What Do You Use WAP For?
FePe asks: "I have a Siemens M55 with WAP support, and I have experimented a little with it. I can search on Google, upload my own pages in WML (try this on your mobile phone, which isn't a WML page, but it works anyway), and also browse other small regular HTML pages. It seems to me that nearly nobody uses WAP these days, at least that's what my impression is, so I was wondering if Slashdot readers use WAP, if you use it at all?"
It costs me per kilobyte to use anything that accesses the web on my phone. So I don't. They can give me unlimited night and weekends to anywhere in the country, but if I try to access Google they try to take both my arms and one of my legs.
This might explain why few people use WAP.... Use it once and after you get the bill you are no longer able to push the buttons on your phone...
Hexy - a strategy game for iPhone/iPod Touch
There seems to be some confusion about what WAP is (including in some modded-up postings).
WAP is a family of protocols, documented here.

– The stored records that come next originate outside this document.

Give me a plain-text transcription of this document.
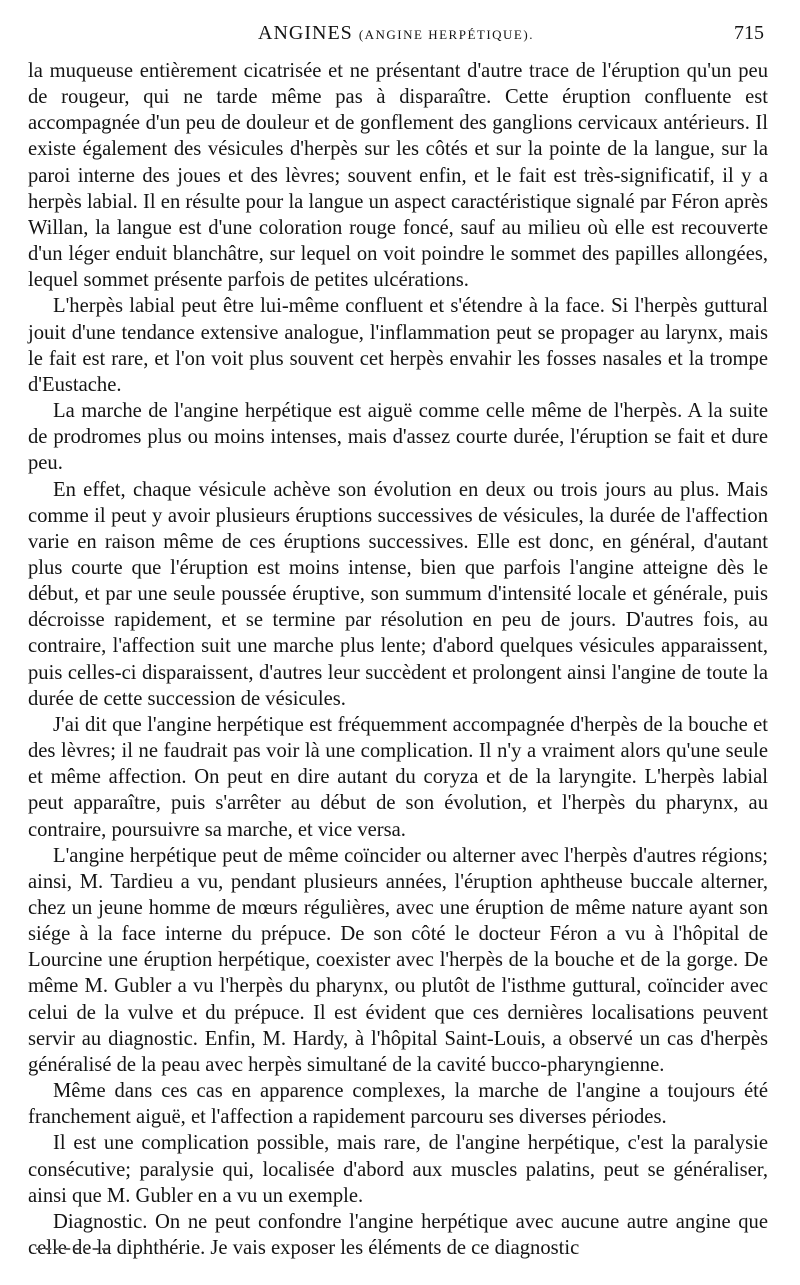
ANGINES (ANGINE HERPÉTIQUE).	715

la muqueuse entièrement cicatrisée et ne présentant d'autre trace de l'éruption qu'un peu de rougeur, qui ne tarde même pas à disparaître. Cette éruption confluente est accompagnée d'un peu de douleur et de gonflement des ganglions cervicaux antérieurs. Il existe également des vésicules d'herpès sur les côtés et sur la pointe de la langue, sur la paroi interne des joues et des lèvres; souvent enfin, et le fait est très-significatif, il y a herpès labial. Il en résulte pour la langue un aspect caractéristique signalé par Féron après Willan, la langue est d'une coloration rouge foncé, sauf au milieu où elle est recouverte d'un léger enduit blanchâtre, sur lequel on voit poindre le sommet des papilles allongées, lequel sommet présente parfois de petites ulcérations.

L'herpès labial peut être lui-même confluent et s'étendre à la face. Si l'herpès guttural jouit d'une tendance extensive analogue, l'inflammation peut se propager au larynx, mais le fait est rare, et l'on voit plus souvent cet herpès envahir les fosses nasales et la trompe d'Eustache.

La marche de l'angine herpétique est aiguë comme celle même de l'herpès. A la suite de prodromes plus ou moins intenses, mais d'assez courte durée, l'éruption se fait et dure peu.

En effet, chaque vésicule achève son évolution en deux ou trois jours au plus. Mais comme il peut y avoir plusieurs éruptions successives de vésicules, la durée de l'affection varie en raison même de ces éruptions successives. Elle est donc, en général, d'autant plus courte que l'éruption est moins intense, bien que parfois l'angine atteigne dès le début, et par une seule poussée éruptive, son summum d'intensité locale et générale, puis décroisse rapidement, et se termine par résolution en peu de jours. D'autres fois, au contraire, l'affection suit une marche plus lente; d'abord quelques vésicules apparaissent, puis celles-ci disparaissent, d'autres leur succèdent et prolongent ainsi l'angine de toute la durée de cette succession de vésicules.

J'ai dit que l'angine herpétique est fréquemment accompagnée d'herpès de la bouche et des lèvres; il ne faudrait pas voir là une complication. Il n'y a vraiment alors qu'une seule et même affection. On peut en dire autant du coryza et de la laryngite. L'herpès labial peut apparaître, puis s'arrêter au début de son évolution, et l'herpès du pharynx, au contraire, poursuivre sa marche, et vice versa.

L'angine herpétique peut de même coïncider ou alterner avec l'herpès d'autres régions; ainsi, M. Tardieu a vu, pendant plusieurs années, l'éruption aphtheuse buccale alterner, chez un jeune homme de mœurs régulières, avec une éruption de même nature ayant son siége à la face interne du prépuce. De son côté le docteur Féron a vu à l'hôpital de Lourcine une éruption herpétique, coexister avec l'herpès de la bouche et de la gorge. De même M. Gubler a vu l'herpès du pharynx, ou plutôt de l'isthme guttural, coïncider avec celui de la vulve et du prépuce. Il est évident que ces dernières localisations peuvent servir au diagnostic. Enfin, M. Hardy, à l'hôpital Saint-Louis, a observé un cas d'herpès généralisé de la peau avec herpès simultané de la cavité bucco-pharyngienne.

Même dans ces cas en apparence complexes, la marche de l'angine a toujours été franchement aiguë, et l'affection a rapidement parcouru ses diverses périodes.

Il est une complication possible, mais rare, de l'angine herpétique, c'est la paralysie consécutive; paralysie qui, localisée d'abord aux muscles palatins, peut se généraliser, ainsi que M. Gubler en a vu un exemple.

Diagnostic. On ne peut confondre l'angine herpétique avec aucune autre angine que celle de la diphthérie. Je vais exposer les éléments de ce diagnostic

WML is an obsolescent markup code that is part of the WAP family. It has been "replaced" by XHTML Mobile Profile in the sense that phone manufacturers recommend XHTML-MP as the forward path. It has not been replaced in many phones that are still in the active user base.
Many people suggest that current Web standards (XHTML + CSS) mean there is no need for specialized support of handheld devices. This opinion generally is held by people who (a) do not actually use phone-based wireless browsers and (b) have not read the XHTML-MP standard and have not yet discovered that it might be nice to, for example, click and dial a phone number.